In 2018, the Food and Agriculture Organization of the United Nations put out a brief on the role of livestock in agroecological farming,4 finding that “of the 770 million people surviving on less than USD 1.90 per day, about half depend directly on livestock for their livelihoods.” More than half of the world’s rural households own livestock, which provide income through short, local supply chains and convert items inedible to humans like grass and straw into food and fertilizer. Agroecological livestock practices also increase plant diversity in grasslands.5
- 4 “Livestock are key to the livelihoods of small-scale farmers, particularly women, providing them with income, capital, fertilizer, fuel, draught power, fibres and hides,” says the FAO’s report.
- 5 The Food and Agriculture Organization of the United Nations.
These realities have challenged me. Large-scale, intensive industrial factory farming, which is subsidized in the United States with $38 billion per year, is the issue, not small-scale farmers who are working with little resources but contributing positively to local ecology and economies. I don’t want to see animals killed or used or suffering; I wouldn’t and still won’t eat from products made from animals if I know they have been. But who am I? And why does my comfort matter so much?
In When Species Meet, the philosopher Donna Haraway writes:
“In principle if not always in personal and collective action, it is easy to know that factory farming and its sciences and politics must be undone. But what then? How can food security for everybody (not just for the rich, who can forget how important cheap and abundant food is) and multispecies’ coflourishing be linked in practice? How can remembering the conquest of the western states by Anglo settlers and their plants and animals become part of the solution and not another occasion for the pleasurable and individualizing frisson of guilt?”

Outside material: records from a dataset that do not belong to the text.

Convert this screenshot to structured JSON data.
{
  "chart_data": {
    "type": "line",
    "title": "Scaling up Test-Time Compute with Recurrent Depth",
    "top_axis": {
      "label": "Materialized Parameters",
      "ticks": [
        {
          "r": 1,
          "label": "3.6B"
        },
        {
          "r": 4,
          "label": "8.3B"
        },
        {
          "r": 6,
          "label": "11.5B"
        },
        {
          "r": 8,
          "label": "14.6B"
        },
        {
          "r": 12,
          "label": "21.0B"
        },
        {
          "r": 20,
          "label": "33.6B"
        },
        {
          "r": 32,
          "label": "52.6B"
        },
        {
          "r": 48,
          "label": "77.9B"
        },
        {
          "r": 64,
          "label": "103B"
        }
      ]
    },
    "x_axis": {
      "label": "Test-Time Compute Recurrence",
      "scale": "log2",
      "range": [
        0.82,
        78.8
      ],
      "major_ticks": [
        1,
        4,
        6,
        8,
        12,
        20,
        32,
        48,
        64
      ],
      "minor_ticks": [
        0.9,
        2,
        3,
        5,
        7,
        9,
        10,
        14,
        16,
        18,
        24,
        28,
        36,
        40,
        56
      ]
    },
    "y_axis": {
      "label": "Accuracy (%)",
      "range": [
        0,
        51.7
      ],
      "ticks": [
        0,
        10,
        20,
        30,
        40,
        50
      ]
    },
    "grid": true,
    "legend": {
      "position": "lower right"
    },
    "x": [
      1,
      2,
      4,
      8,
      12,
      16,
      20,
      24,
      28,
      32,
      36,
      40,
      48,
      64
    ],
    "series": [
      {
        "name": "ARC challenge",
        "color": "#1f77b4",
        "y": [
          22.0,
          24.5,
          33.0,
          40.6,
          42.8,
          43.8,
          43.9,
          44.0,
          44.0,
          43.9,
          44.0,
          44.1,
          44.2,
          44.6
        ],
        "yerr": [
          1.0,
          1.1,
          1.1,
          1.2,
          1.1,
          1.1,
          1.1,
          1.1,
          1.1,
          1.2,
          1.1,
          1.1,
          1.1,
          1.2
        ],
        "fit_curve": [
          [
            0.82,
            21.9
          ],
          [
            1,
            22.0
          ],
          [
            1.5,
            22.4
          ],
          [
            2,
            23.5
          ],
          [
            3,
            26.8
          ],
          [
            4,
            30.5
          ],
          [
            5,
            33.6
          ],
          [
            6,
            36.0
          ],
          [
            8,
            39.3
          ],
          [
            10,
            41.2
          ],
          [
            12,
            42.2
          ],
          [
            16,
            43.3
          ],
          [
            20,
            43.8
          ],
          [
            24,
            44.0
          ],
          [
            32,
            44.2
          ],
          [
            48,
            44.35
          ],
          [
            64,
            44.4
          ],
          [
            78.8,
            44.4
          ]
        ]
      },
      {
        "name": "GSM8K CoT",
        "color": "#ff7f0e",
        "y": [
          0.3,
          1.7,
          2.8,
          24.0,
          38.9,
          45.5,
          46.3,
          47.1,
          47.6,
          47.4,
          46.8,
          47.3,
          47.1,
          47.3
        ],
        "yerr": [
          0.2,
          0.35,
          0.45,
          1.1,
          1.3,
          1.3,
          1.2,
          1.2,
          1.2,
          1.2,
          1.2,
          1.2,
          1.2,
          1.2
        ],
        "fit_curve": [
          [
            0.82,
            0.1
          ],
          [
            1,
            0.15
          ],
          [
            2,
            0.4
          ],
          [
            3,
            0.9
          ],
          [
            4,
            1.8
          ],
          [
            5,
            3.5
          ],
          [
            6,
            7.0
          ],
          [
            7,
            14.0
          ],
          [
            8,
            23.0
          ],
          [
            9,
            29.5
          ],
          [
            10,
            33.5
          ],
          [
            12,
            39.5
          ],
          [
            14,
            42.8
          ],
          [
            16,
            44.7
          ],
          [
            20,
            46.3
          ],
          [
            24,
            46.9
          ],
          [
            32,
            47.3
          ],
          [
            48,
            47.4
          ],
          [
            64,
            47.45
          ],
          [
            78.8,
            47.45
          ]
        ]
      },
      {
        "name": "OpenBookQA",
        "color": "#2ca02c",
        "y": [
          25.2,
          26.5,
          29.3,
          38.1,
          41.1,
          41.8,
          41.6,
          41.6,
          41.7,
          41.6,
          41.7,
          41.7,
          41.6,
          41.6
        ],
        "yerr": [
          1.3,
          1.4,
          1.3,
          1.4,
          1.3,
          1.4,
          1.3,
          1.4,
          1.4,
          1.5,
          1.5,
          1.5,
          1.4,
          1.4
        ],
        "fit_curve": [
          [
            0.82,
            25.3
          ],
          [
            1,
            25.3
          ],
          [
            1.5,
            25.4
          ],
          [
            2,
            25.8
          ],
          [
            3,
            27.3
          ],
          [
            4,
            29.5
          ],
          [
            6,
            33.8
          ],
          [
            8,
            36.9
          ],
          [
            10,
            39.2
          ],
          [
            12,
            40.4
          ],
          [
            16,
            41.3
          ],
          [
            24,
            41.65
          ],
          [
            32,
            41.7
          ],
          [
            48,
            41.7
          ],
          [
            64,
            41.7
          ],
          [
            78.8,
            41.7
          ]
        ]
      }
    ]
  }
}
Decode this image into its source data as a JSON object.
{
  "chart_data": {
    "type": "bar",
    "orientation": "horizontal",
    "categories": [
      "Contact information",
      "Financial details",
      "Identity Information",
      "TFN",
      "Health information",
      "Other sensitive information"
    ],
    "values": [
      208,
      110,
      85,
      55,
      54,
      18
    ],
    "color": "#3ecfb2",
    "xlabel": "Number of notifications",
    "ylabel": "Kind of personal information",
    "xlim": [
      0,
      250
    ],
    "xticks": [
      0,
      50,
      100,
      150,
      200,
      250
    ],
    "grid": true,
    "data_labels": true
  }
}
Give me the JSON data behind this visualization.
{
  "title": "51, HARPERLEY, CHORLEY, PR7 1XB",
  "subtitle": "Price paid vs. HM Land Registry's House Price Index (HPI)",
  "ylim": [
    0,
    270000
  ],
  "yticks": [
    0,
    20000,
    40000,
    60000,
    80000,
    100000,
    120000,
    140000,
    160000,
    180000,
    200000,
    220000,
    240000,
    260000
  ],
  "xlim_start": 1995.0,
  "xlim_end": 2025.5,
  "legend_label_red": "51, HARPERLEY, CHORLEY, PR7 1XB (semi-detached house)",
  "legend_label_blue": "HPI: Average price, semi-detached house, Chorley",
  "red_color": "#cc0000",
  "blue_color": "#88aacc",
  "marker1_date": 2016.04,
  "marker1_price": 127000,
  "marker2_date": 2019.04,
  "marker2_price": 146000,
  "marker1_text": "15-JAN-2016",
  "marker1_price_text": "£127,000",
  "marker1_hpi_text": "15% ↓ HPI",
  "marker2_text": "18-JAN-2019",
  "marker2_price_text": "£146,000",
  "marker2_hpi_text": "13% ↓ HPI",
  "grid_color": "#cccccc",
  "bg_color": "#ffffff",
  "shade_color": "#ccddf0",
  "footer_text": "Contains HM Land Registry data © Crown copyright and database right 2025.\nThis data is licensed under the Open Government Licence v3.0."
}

Considering Haraway’s “frisson of guilt”; deprioritizing my own comfort when considering food system problems; and understanding that the decisions I make about what I eat are going to change depending on where I am and what is customary; have led me into what often feels like murky ethical territory: eating eggs and cheese here, slurping oysters and mussels over there. But that’s only murky if I consider the consistent identity of “vegan” or “vegetarian” to be more important than ecological and cultural reality, to be more significant than “multispecies coflourishing” is for the care of the soil. This is what Naisargi Dave, a vegan anthropologist, calls “the tyranny of consistency” in Messy Eating: Conversations on Animals as Food, where identity takes on more meaning than practice for those making non-normative choices.
I can now admit I went vegan first to save myself from complexities I preferred not to see, when no matter what I personally decide, complexities will always be there. Conditional consumption is a richer way to eat, literally and figuratively, and to think about food. In embracing conditional consumption, I become of the world rather than set apart.